The designation is meant to support the development of potential therapies for rare, life-threatening, or chronically debilitating diseases. The benefits include reduced fees, clinical protocol assistance, and market exclusivity for 10 years upon regulatory approval.
“We are pleased to receive orphan drug designation from the EMA for DYNE-101, further supporting our efforts to develop a potentially transformative therapy for DM1,” Wildon Farwell, MD, chief medical officer at Dyne, said in a press release. “The DM1 community has waited far too long for a therapy that addresses the underlying cause of this devastating rare muscle disease.”
“We are committed to advancing DYNE-101 as quickly as possible and anticipate our first clinical data readout from our ACHIEVE trial later this year,” Farwell said.

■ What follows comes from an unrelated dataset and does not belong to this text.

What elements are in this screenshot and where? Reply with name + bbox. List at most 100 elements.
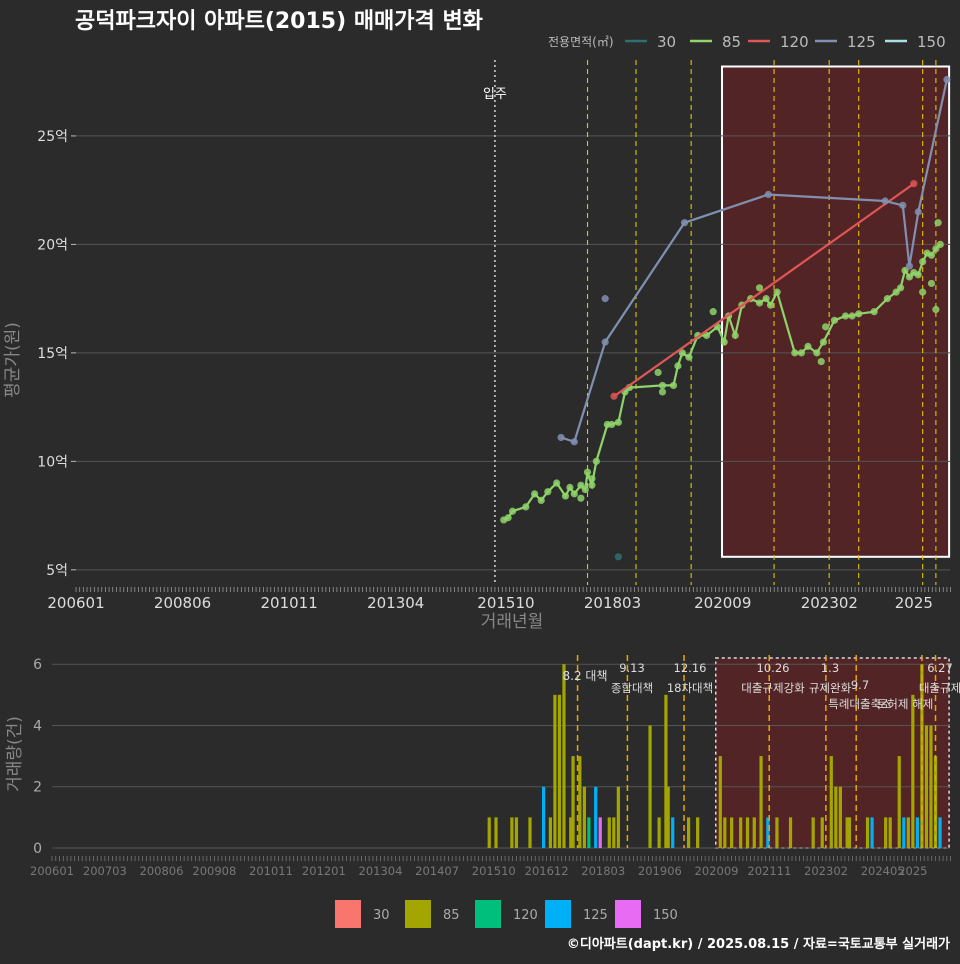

DM1 marked by muscles that are weak, unable to relax after contraction
DM1, a form of muscular dystrophy, is caused by mutations in the DMPK gene that lead to an abnormally long messenger RNA (mRNA) — the intermediary molecule that carries instructions from a gene to make a protein. Such long mRNA segments form toxic clumps in cells, primary muscle cells, ultimately driving DM1 progression. The disease is marked primarily by progressive muscle weakness and muscles unable to relax after a contraction (myotonia).
DYNE-101 consists of an antisense oligonucleotide (ASO)-antibody conjugate that works to target and reduce the toxic build-up of DMPK mRNA in muscle cells. ASOs are lab-made molecules designed to be complementary to a specific region in the premature mRNA, altering the mature mRNA and the resulting protein. To help gain access to muscle cells, the ASO is attached to an antibody that binds to a muscle cell receptor.
By rescuing the normal mRNA processing of DMPK, the therapy is expected to potentially halt or even reverse the disease, according to Dyne.
DYNE-101 is being tested in the ACHIEVE Phase 1/2 clinical trial (NCT05481879). This registrational trial — designed to obtain sufficient data to support regulatory approval — seeks to recruit about 72 adults, ages 18 to 49, with DM1. Recruitment is underway at clinical sites in France, Italy, the Netherlands, New Zealand, and the U.K. Early results are expected to be released in the coming months.
ACHIEVE is evaluating the safety and tolerability of multiple doses of DYNE-101, delivered into the vein (intravenously). Pharmacodynamics (the effects of a compound on the body) and pharmacokinetics (the movement of a medicine into, through, and out of the body) will also be assessed, as well as measures of muscle strength and function.
Open-label and long-term extension studies to follow 6-month treatment period
After a screening period of up to eight weeks, participants are randomly assigned to receive a placebo or multiple ascending doses of DYNE-101 — 1.8, 3.4, 6.8, and 10.2 mg/kg — for 24 weeks (about six months).
This will be followed by an open-label extension, where all patients will receive DYNE-101 for 24 weeks, and then by a long-term extension period, with treatment for 96 weeks (nearly two years). In both of these periods, participants will receive the highest dose that’s deemed safe and tolerable.
Preclinical studies showed that DYNE-101 reduced the toxic accumulation of DMPK mRNA and reversed myotonia in animals. In non-human primates, the therapy showed a favorable safety profile and enhanced distribution in muscles.
Besides DYNE-101, Dyne is developing other therapies, including DYNE-251 for Duchenne muscular dystrophy and DYNE-301 for facioscapulohumeral muscular dystrophy.